2) Blanks. Perhaps you selected a company that hasn’t been around long
enough to provide all the needed historical data points. Some companies
don’t have profit estimates, and if you went with a utility or a financial
company, you might not have any cash-flow data. If you can’t find any of
the numbers needed for a certain calculation, don’t try to shoehorn the
data you do have into a modified result. Just forget about calculating that
growth rate.
3) Magnitude. Did you get all the numbers right? If your numbers show a
company generating sales of $520 million last year and $48 million the
year before, you might want to double-check and make sure you didn’t
add a zero to last year’s sales or leave a number off the previous year’s.

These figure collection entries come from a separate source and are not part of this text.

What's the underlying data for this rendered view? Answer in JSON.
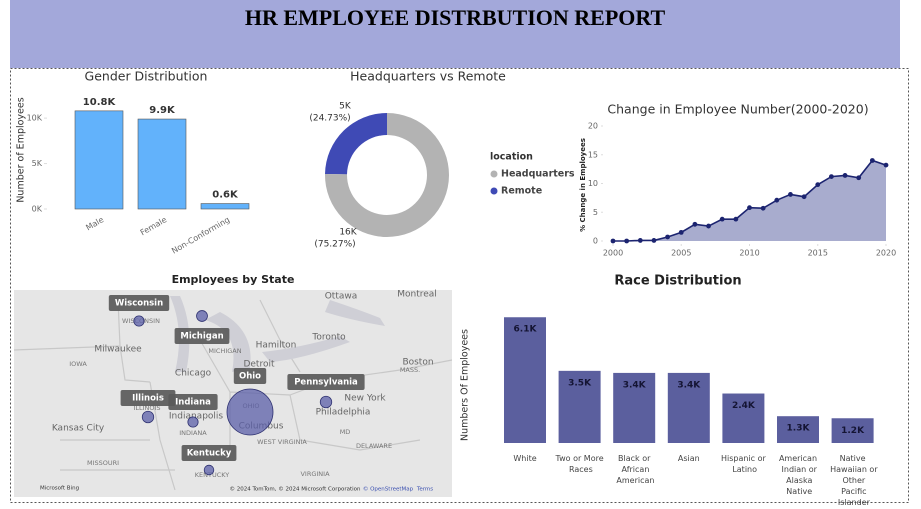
{
  "header": {
    "title": "HR EMPLOYEE DISTRBUTION REPORT"
  },
  "chart_data": [
    {
      "type": "bar",
      "title": "Gender Distribution",
      "ylabel": "Number of Employees",
      "categories": [
        "Male",
        "Female",
        "Non-Conforming"
      ],
      "values": [
        10800,
        9900,
        600
      ],
      "value_labels": [
        "10.8K",
        "9.9K",
        "0.6K"
      ],
      "color": "#62b2fb",
      "ylim": [
        0,
        11500
      ],
      "yticks": [
        {
          "value": 0,
          "label": "0K"
        },
        {
          "value": 5000,
          "label": "5K"
        },
        {
          "value": 10000,
          "label": "10K"
        }
      ]
    },
    {
      "type": "donut",
      "title": "Headquarters vs Remote",
      "legend_title": "location",
      "series": [
        {
          "name": "Headquarters",
          "color": "#b3b3b3"
        },
        {
          "name": "Remote",
          "color": "#3f4ab5"
        }
      ],
      "values": [
        75.27,
        24.73
      ],
      "value_labels": [
        "(75.27%)",
        "(24.73%)"
      ],
      "counts": [
        16000,
        5000
      ],
      "count_labels": [
        "16K",
        "5K"
      ]
    },
    {
      "type": "line",
      "title": "Change in Employee Number(2000-2020)",
      "ylabel": "% Change in Employees",
      "x": [
        2000,
        2001,
        2002,
        2003,
        2004,
        2005,
        2006,
        2007,
        2008,
        2009,
        2010,
        2011,
        2012,
        2013,
        2014,
        2015,
        2016,
        2017,
        2018,
        2019,
        2020
      ],
      "values": [
        0,
        0,
        0.1,
        0.1,
        0.7,
        1.5,
        2.9,
        2.6,
        3.8,
        3.8,
        5.8,
        5.7,
        7.1,
        8.1,
        7.7,
        9.8,
        11.2,
        11.4,
        11.0,
        14.0,
        13.2
      ],
      "color": "#1c2470",
      "area_color": "#9fa3c9",
      "xlim": [
        2000,
        2020
      ],
      "xticks": [
        2000,
        2005,
        2010,
        2015,
        2020
      ],
      "ylim": [
        0,
        20
      ],
      "yticks": [
        0,
        5,
        10,
        15,
        20
      ]
    },
    {
      "type": "bubble_map",
      "title": "Employees by State",
      "categories": [
        "Wisconsin",
        "Michigan",
        "Ohio",
        "Pennsylvania",
        "Illinois",
        "Indiana",
        "Kentucky"
      ],
      "sizes": [
        800,
        900,
        16000,
        1000,
        1000,
        800,
        700
      ],
      "color": "#5b5fa8",
      "place_labels": [
        "Ottawa",
        "Montreal",
        "Toronto",
        "Hamilton",
        "Milwaukee",
        "WISCONSIN",
        "MICHIGAN",
        "Detroit",
        "Chicago",
        "IOWA",
        "ILLINOIS",
        "INDIANA",
        "Indianapolis",
        "OHIO",
        "Columbus",
        "Kansas City",
        "MISSOURI",
        "WEST VIRGINIA",
        "KENTUCKY",
        "VIRGINIA",
        "New York",
        "Philadelphia",
        "MD",
        "DELAWARE",
        "MASS.",
        "Boston"
      ],
      "attribution": [
        "Microsoft Bing",
        "© 2024 TomTom, © 2024 Microsoft Corporation",
        "© OpenStreetMap",
        "Terms"
      ]
    },
    {
      "type": "bar",
      "title": "Race Distribution",
      "ylabel": "Numbers Of Employees",
      "categories": [
        "White",
        "Two or More Races",
        "Black or African American",
        "Asian",
        "Hispanic or Latino",
        "American Indian or Alaska Native",
        "Native Hawaiian or Other Pacific Islander"
      ],
      "values": [
        6100,
        3500,
        3400,
        3400,
        2400,
        1300,
        1200
      ],
      "value_labels": [
        "6.1K",
        "3.5K",
        "3.4K",
        "3.4K",
        "2.4K",
        "1.3K",
        "1.2K"
      ],
      "color": "#5b5f9e",
      "ylim": [
        0,
        6500
      ]
    }
  ]
}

Sometimes sales really will jump 983%, but not very often. If you actually
meant to record $480 million (instead of $48 million) for year-ago sales,
the growth rate falls to 9.8%, a far more reasonable number for most
companies.
Once you’ve reviewed all your data, here’s how to make the calculations.
The examples below feature the numbers for Pfizer presented in Table 5.1,
but you can substitute data from your own research.
To calculate growth rate, first divide last quarter’s sales by sales from
the year-ago quarter, then subtract 1.